Pitiable as was this species of existence, Mr. Hayes long lingered in it, with a patience and cheerfulness that kept him still open to the kind offices, as well as to the compassion of his friends: and Dr. Burney held a regular correspondence with Lord Orford upon this subject, till it ceased from a calamitous catastrophe; not such as was daily expected to the ancient invalid, though then bed-ridden, and past eighty years of age, but to the Earl himself, from an attack of insanity.
EARL OF ORFORD.
This was a new grief. Lord Orford had been not only an early patron, but a familiar friend of the Doctor’s during the whole of his sojourn in Norfolk.
This truly liberal, though, as has been acknowledged, not faultless nobleman, attached himself to all that was literary or scientific that came within reach of his kindness at Haughton Hall; yet without suffering this intellectual hospitality to abridge any of the magnificence of the calls of fair kindred aristocracy, which belonged to his rank and fortune. His high appreciation of Mr. Bewley has been already mentioned; and his value of the innate, though unvarnished worth of Mr. Hayes, sprang from the same genuine sense of intrinsic merit.

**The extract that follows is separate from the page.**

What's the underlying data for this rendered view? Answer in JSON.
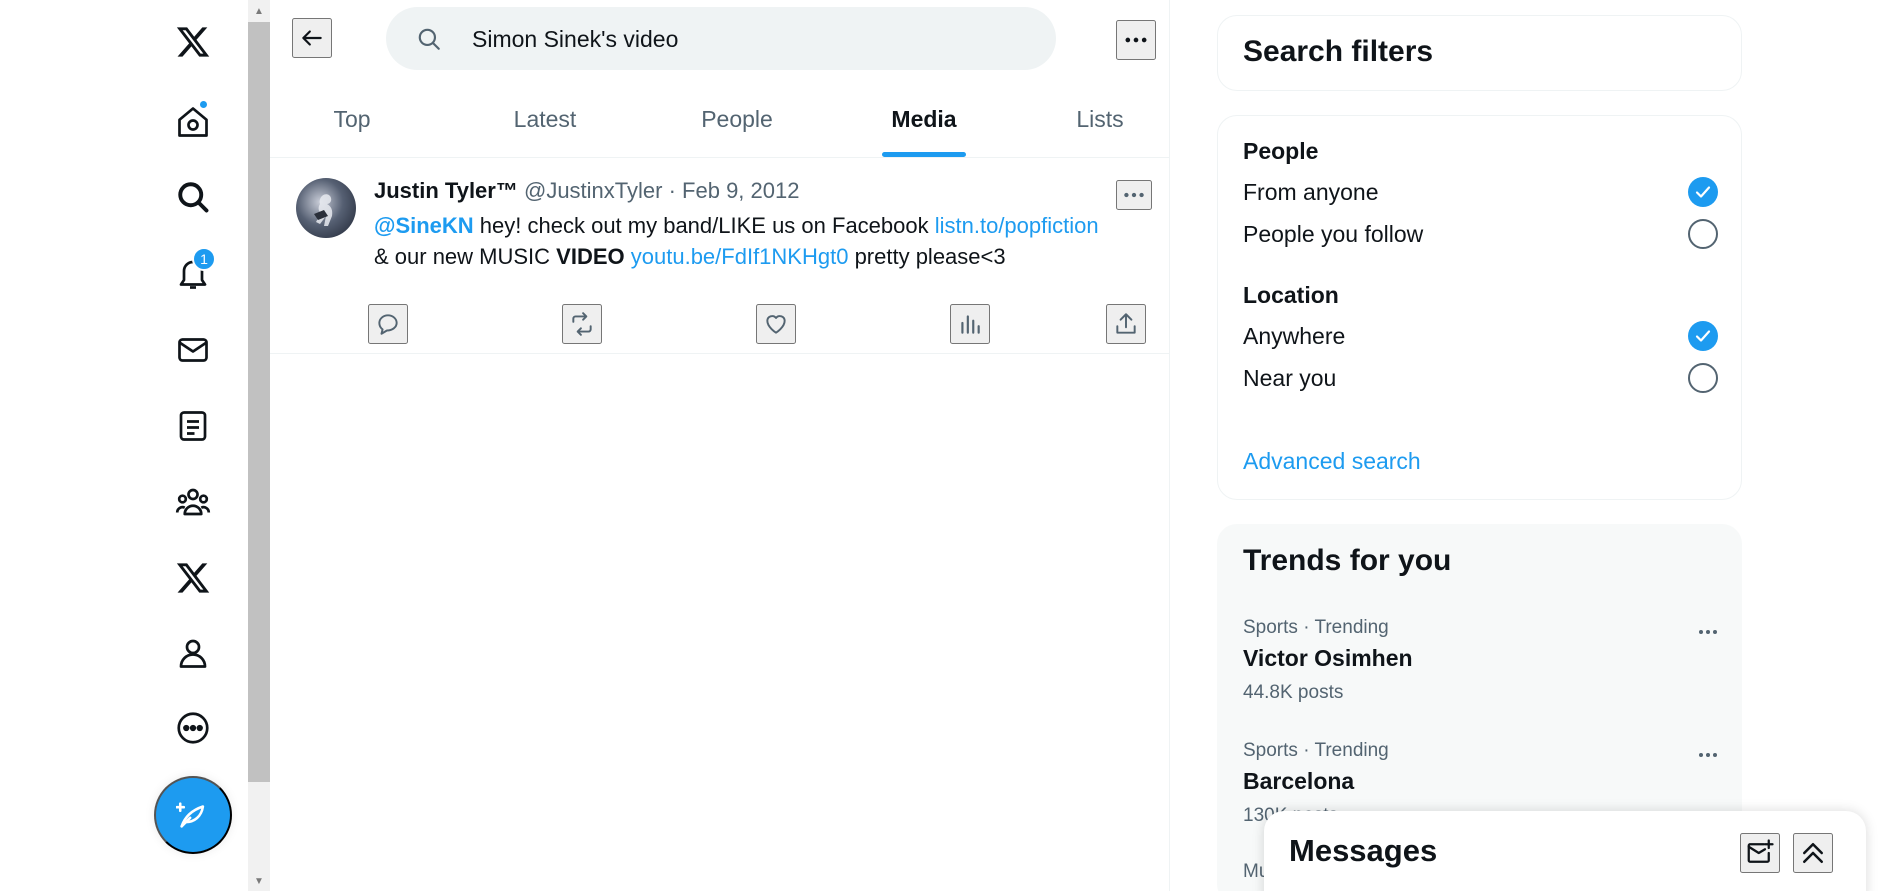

Nearly in the meridian of his life, Lord Orford had been afflicted with a seizure of madness, occasioned by an unreflecting application of some repelling plaster or lotion to an eruption on the forehead, that had broken out just before one of the birthdays of the King,[23] upon which, as his lordship was then first Lord of the Bedchamber in waiting, his attendance at St. James’s had seemed indispensable.
This terrible malady, after repeated partial recoveries and disappointing relapses, had appeared to be finally cured by the same gifted medical man who blessedly had restored his Sovereign to the nation, Dr. Willis. Lord Orford, from that happy lucid interval, resided chiefly at Ereswell, his favourite villa. And here, once more, Dr. Burney had had the cordial pleasure of passing a few days with this noble friend; who delighted to resort to that retirement from the grandeur and tumult of Haughton Hall.
It had been nineteen years since they had met; and the flow of conversation, from endless reminiscences, kept them up nearly all the first night of this visit. And Dr. Burney declared that he had then found his lordship’s head as clear, his heart as kind, and his converse as pleasing, as at any period of their early intercourse.